Organizational Power Politics: Tactics in Organizational Leadership

By Gilbert W. Fairholm | Go to book overview

14
Bases of Power
The basis of power is control over needed and scarce resources. We may define resources as anything physical or psychological we own and make available to others and valuable to them in meeting their perceived needs. To be useful for power purposes, the target must see the resources as available only (or most economically) from us. In effect, power comes to us when others perceive us as having resources in some kind of monopoly ( Kipnis, Schmidt, and Wilkinson, 1980). The scarcer the commodity, the more useful it is to us to achieve our desires from those who want that commodity. The more of these scarce resources we control, the more powerful we are in the eyes of those persons in need.Any discussion of power bases must include the seminal work of French and Raven ( 1959). They distinguished five types of power: reward power, coercive power, expert power, referent power, and legitimate power. Briefly, they define these very commonly referenced bases of power as follows:
1. Reward power--based on our ability to provide benefits to the target.

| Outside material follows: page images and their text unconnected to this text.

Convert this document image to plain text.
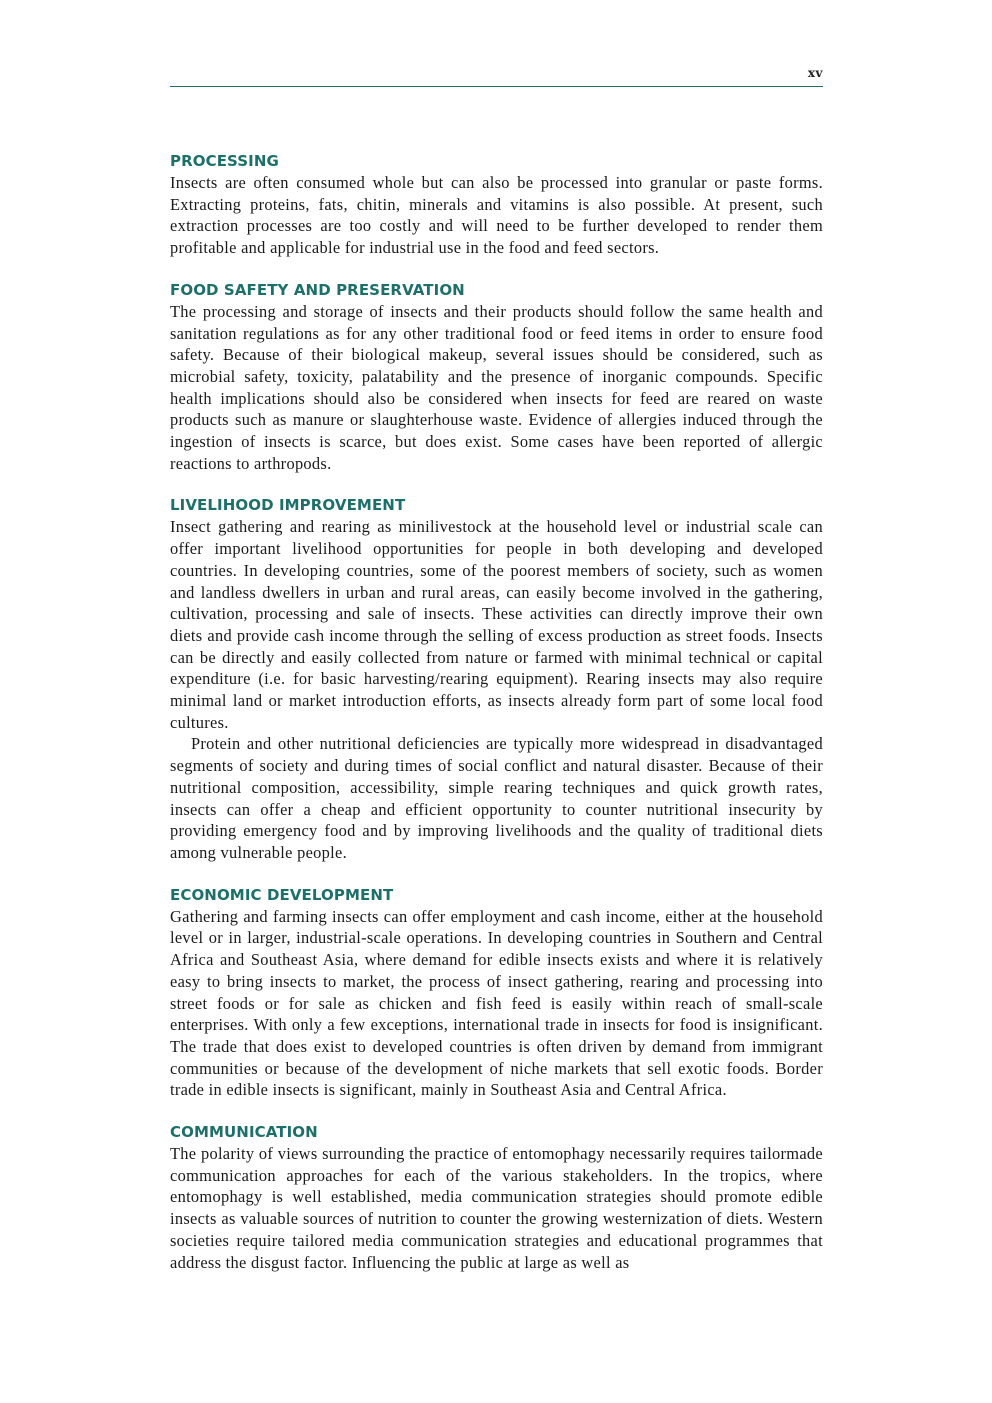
xv
PROCESSING

Insects are often consumed whole but can also be processed into granular or paste forms. Extracting proteins, fats, chitin, minerals and vitamins is also possible. At present, such extraction processes are too costly and will need to be further developed to render them profitable and applicable for industrial use in the food and feed sectors.

FOOD SAFETY AND PRESERVATION

The processing and storage of insects and their products should follow the same health and sanitation regulations as for any other traditional food or feed items in order to ensure food safety. Because of their biological makeup, several issues should be considered, such as microbial safety, toxicity, palatability and the presence of inorganic compounds. Specific health implications should also be considered when insects for feed are reared on waste products such as manure or slaughterhouse waste. Evidence of allergies induced through the ingestion of insects is scarce, but does exist. Some cases have been reported of allergic reactions to arthropods.

LIVELIHOOD IMPROVEMENT

Insect gathering and rearing as minilivestock at the household level or industrial scale can offer important livelihood opportunities for people in both developing and developed countries. In developing countries, some of the poorest members of society, such as women and landless dwellers in urban and rural areas, can easily become involved in the gathering, cultivation, processing and sale of insects. These activities can directly improve their own diets and provide cash income through the selling of excess production as street foods. Insects can be directly and easily collected from nature or farmed with minimal technical or capital expenditure (i.e. for basic harvesting/rearing equipment). Rearing insects may also require minimal land or market introduction efforts, as insects already form part of some local food cultures.

Protein and other nutritional deficiencies are typically more widespread in disadvantaged segments of society and during times of social conflict and natural disaster. Because of their nutritional composition, accessibility, simple rearing techniques and quick growth rates, insects can offer a cheap and efficient opportunity to counter nutritional insecurity by providing emergency food and by improving livelihoods and the quality of traditional diets among vulnerable people.

ECONOMIC DEVELOPMENT

Gathering and farming insects can offer employment and cash income, either at the household level or in larger, industrial-scale operations. In developing countries in Southern and Central Africa and Southeast Asia, where demand for edible insects exists and where it is relatively easy to bring insects to market, the process of insect gathering, rearing and processing into street foods or for sale as chicken and fish feed is easily within reach of small-scale enterprises. With only a few exceptions, international trade in insects for food is insignificant. The trade that does exist to developed countries is often driven by demand from immigrant communities or because of the development of niche markets that sell exotic foods. Border trade in edible insects is significant, mainly in Southeast Asia and Central Africa.

COMMUNICATION

The polarity of views surrounding the practice of entomophagy necessarily requires tailormade communication approaches for each of the various stakeholders. In the tropics, where entomophagy is well established, media communication strategies should promote edible insects as valuable sources of nutrition to counter the growing westernization of diets. Western societies require tailored media communication strategies and educational programmes that address the disgust factor. Influencing the public at large as well as
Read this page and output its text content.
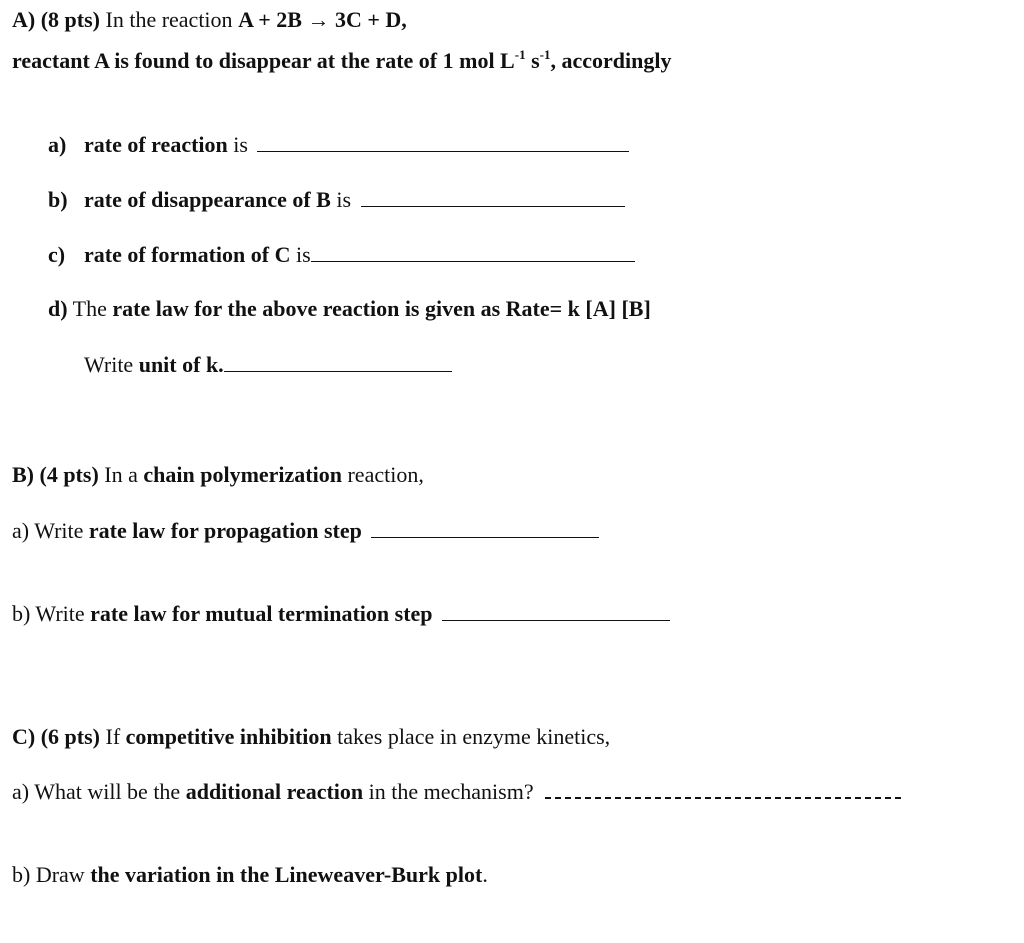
A) (8 pts) In the reaction A + 2B → 3C + D,
reactant A is found to disappear at the rate of 1 mol $L^{-1}$ $s^{-1}$, accordingly
a) rate of reaction is
b) rate of disappearance of B is
c) rate of formation of C is
d) The rate law for the above reaction is given as Rate= k [A] [B]
Write unit of k.
B) (4 pts) In a chain polymerization reaction,
a) Write rate law for propagation step
b) Write rate law for mutual termination step
C) (6 pts) If competitive inhibition takes place in enzyme kinetics,
a) What will be the additional reaction in the mechanism?
b) Draw the variation in the Lineweaver-Burk plot.
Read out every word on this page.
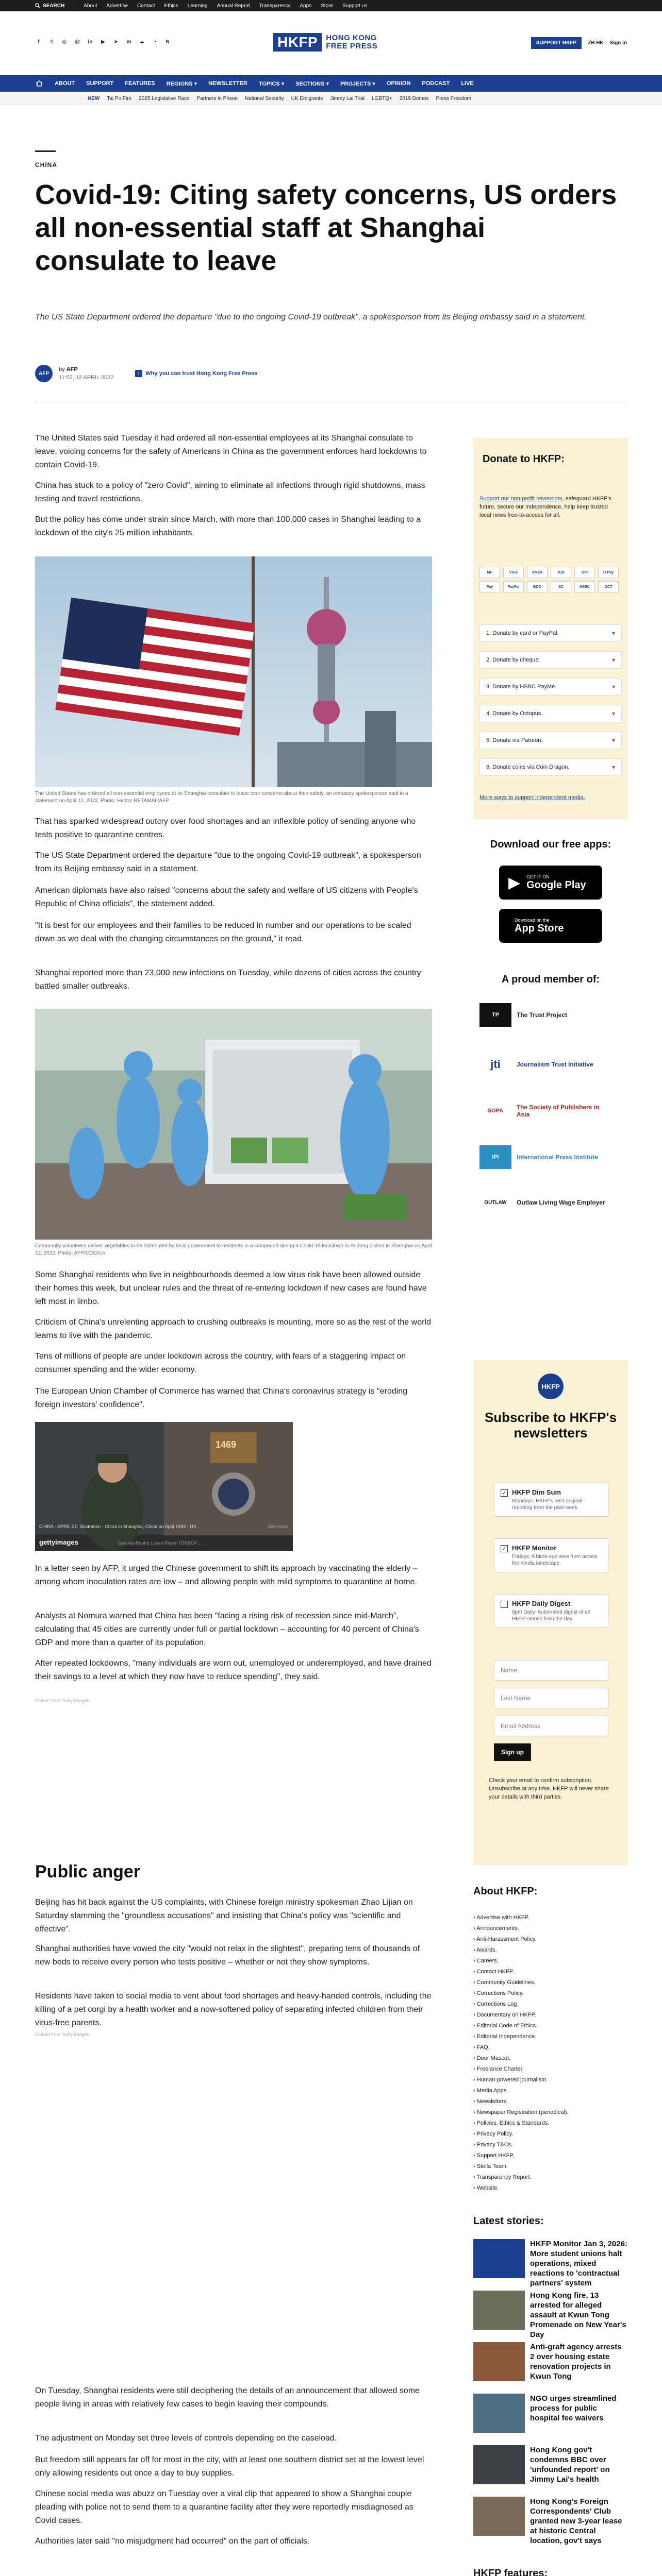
SEARCH	About Advertise Contact Ethics Learning Annual Report Transparency Apps Store Support us
f	𝕏 ◎ @ in	▶	➤ m ☁	◔	N	HKFP	HONG KONG
FREE PRESS	SUPPORT HKFP	ZH HK Sign in
ABOUT SUPPORT FEATURES REGIONS ▾ NEWSLETTER TOPICS ▾ SECTIONS ▾ PROJECTS ▾ OPINION PODCAST LIVE
NEW Tai Po Fire 2025 Legislative Race Partners in Prison National Security UK Emigrants Jimmy Lai Trial LGBTQ+ 2019 Demos Press Freedom
CHINA
Covid-19: Citing safety concerns, US orders all non-essential staff at Shanghai consulate to leave

The US State Department ordered the departure "due to the ongoing Covid-19 outbreak", a spokesperson from its Beijing embassy said in a statement.

AFP
by AFP
11:52, 12 APRIL 2022
i	Why you can trust Hong Kong Free Press

The United States said Tuesday it had ordered all non-essential employees at its Shanghai consulate to leave, voicing concerns for the safety of Americans in China as the government enforces hard lockdowns to contain Covid-19.

China has stuck to a policy of "zero Covid", aiming to eliminate all infections through rigid shutdowns, mass testing and travel restrictions.

But the policy has come under strain since March, with more than 100,000 cases in Shanghai leading to a lockdown of the city's 25 million inhabitants.

The United States has ordered all non-essential employees at its Shanghai consulate to leave over concerns about their safety, an embassy spokesperson said in a statement on April 12, 2022. Photo: Hector RETAMAL/AFP

That has sparked widespread outcry over food shortages and an inflexible policy of sending anyone who tests positive to quarantine centres.

The US State Department ordered the departure "due to the ongoing Covid-19 outbreak", a spokesperson from its Beijing embassy said in a statement.

American diplomats have also raised "concerns about the safety and welfare of US citizens with People's Republic of China officials", the statement added.

"It is best for our employees and their families to be reduced in number and our operations to be scaled down as we deal with the changing circumstances on the ground," it read.

Shanghai reported more than 23,000 new infections on Tuesday, while dozens of cities across the country battled smaller outbreaks.

Community volunteers deliver vegetables to be distributed by local government to residents in a compound during a Covid-19 lockdown in Pudong district in Shanghai on April 12, 2022. Photo: AFP/CCG/Lin

Some Shanghai residents who live in neighbourhoods deemed a low virus risk have been allowed outside their homes this week, but unclear rules and the threat of re-entering lockdown if new cases are found have left most in limbo.

Criticism of China's unrelenting approach to crushing outbreaks is mounting, more so as the rest of the world learns to live with the pandemic.

Tens of millions of people are under lockdown across the country, with fears of a staggering impact on consumer spending and the wider economy.

The European Union Chamber of Commerce has warned that China's coronavirus strategy is "eroding foreign investors' confidence".

1469
CHINA - APRIL 01: Illustration - China in Shanghai, China on April 1984 - US ...	See more
gettyimages	Gamma-Rapho | Jean Pierre TORBOF...

In a letter seen by AFP, it urged the Chinese government to shift its approach by vaccinating the elderly – among whom inoculation rates are low – and allowing people with mild symptoms to quarantine at home.

Analysts at Nomura warned that China has been "facing a rising risk of recession since mid-March", calculating that 45 cities are currently under full or partial lockdown – accounting for 40 percent of China's GDP and more than a quarter of its population.

After repeated lockdowns, "many individuals are worn out, unemployed or underemployed, and have drained their savings to a level at which they now have to reduce spending", they said.

Embed from Getty Images
Public anger

Beijing has hit back against the US complaints, with Chinese foreign ministry spokesman Zhao Lijian on Saturday slamming the "groundless accusations" and insisting that China's policy was "scientific and effective".

Shanghai authorities have vowed the city "would not relax in the slightest", preparing tens of thousands of new beds to receive every person who tests positive – whether or not they show symptoms.

Residents have taken to social media to vent about food shortages and heavy-handed controls, including the killing of a pet corgi by a health worker and a now-softened policy of separating infected children from their virus-free parents.

Embed from Getty Images

On Tuesday, Shanghai residents were still deciphering the details of an announcement that allowed some people living in areas with relatively few cases to begin leaving their compounds.

The adjustment on Monday set three levels of controls depending on the caseload.

But freedom still appears far off for most in the city, with at least one southern district set at the lowest level only allowing residents out once a day to buy supplies.

Chinese social media was abuzz on Tuesday over a viral clip that appeared to show a Shanghai couple pleading with police not to send them to a quarantine facility after they were reportedly misdiagnosed as Covid cases.

Authorities later said "no misjudgment had occurred" on the part of officials.

Donate to HKFP:
Support our non-profit newsroom, safeguard HKFP's future, secure our independence, help keep trusted local news free-to-access for all.
MC	VISA	AMEX	JCB	UPI	G Pay
Pay	PayPal	BOC	SC	HSBC	OCT
1. Donate by card or PayPal.	▾
2. Donate by cheque.	▾
3. Donate by HSBC PayMe.	▾
4. Donate by Octopus.	▾
5. Donate via Patreon.	▾
6. Donate coins via Coin Dragon.	▾
More ways to support independent media.
Download our free apps:
▶ GET IT ON
Google Play
Download on the
App Store
A proud member of:
TP	The Trust Project
jti	Journalism Trust Initiative
SOPA	The Society of Publishers in Asia
IPI	International Press Institute
OUTLAW	Outlaw Living Wage Employer
HKFP
Subscribe to HKFP's newsletters
✓ HKFP Dim Sum
Mondays: HKFP's best original reporting from the past week.
✓ HKFP Monitor
Fridays: A birds-eye view from across the media landscape.
HKFP Daily Digest
9pm Daily: Automated digest of all HKFP stories from the day.
Name
Last Name
Email Address
Sign up

Check your email to confirm subscription. Unsubscribe at any time. HKFP will never share your details with third parties.

About HKFP:
› Advertise with HKFP.
› Announcements.
› Anti-Harassment Policy.
› Awards.
› Careers.
› Contact HKFP.
› Community Guidelines.
› Corrections Policy.
› Corrections Log.
› Documentary on HKFP.
› Editorial Code of Ethics.
› Editorial Independence.
› FAQ.
› Deer Mascot.
› Freelance Charter.
› Human-powered journalism.
› Media Apps.
› Newsletters.
› Newspaper Registration (periodical).
› Policies, Ethics & Standards.
› Privacy Policy.
› Privacy T&Cs.
› Support HKFP.
› Stella Team.
› Transparency Report.
› Website.
Latest stories:
HKFP Monitor Jan 3, 2026: More student unions halt operations, mixed reactions to 'contractual partners' system
Hong Kong fire, 13 arrested for alleged assault at Kwun Tong Promenade on New Year's Day
Anti-graft agency arrests 2 over housing estate renovation projects in Kwun Tong
NGO urges streamlined process for public hospital fee waivers
Hong Kong gov't condemns BBC over 'unfounded report' on Jimmy Lai's health
Hong Kong's Foreign Correspondents' Club granted new 3-year lease at historic Central location, gov't says
HKFP features:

2. Coercive power--based on our ability to provide punishing effects to the target for noncompliance.
3. Expert power--based on the special ability and knowledge that we have that the target would like to have or use.
4. Referent power--based on desires others have to identify favorably with us or with what we symbolize to them.
5. Legitimate power--based on the feeling others have that we have the right and authority to exert influence over their activities. This feeling results from acceptance of our grant of power by the formal organization or through historical precedence.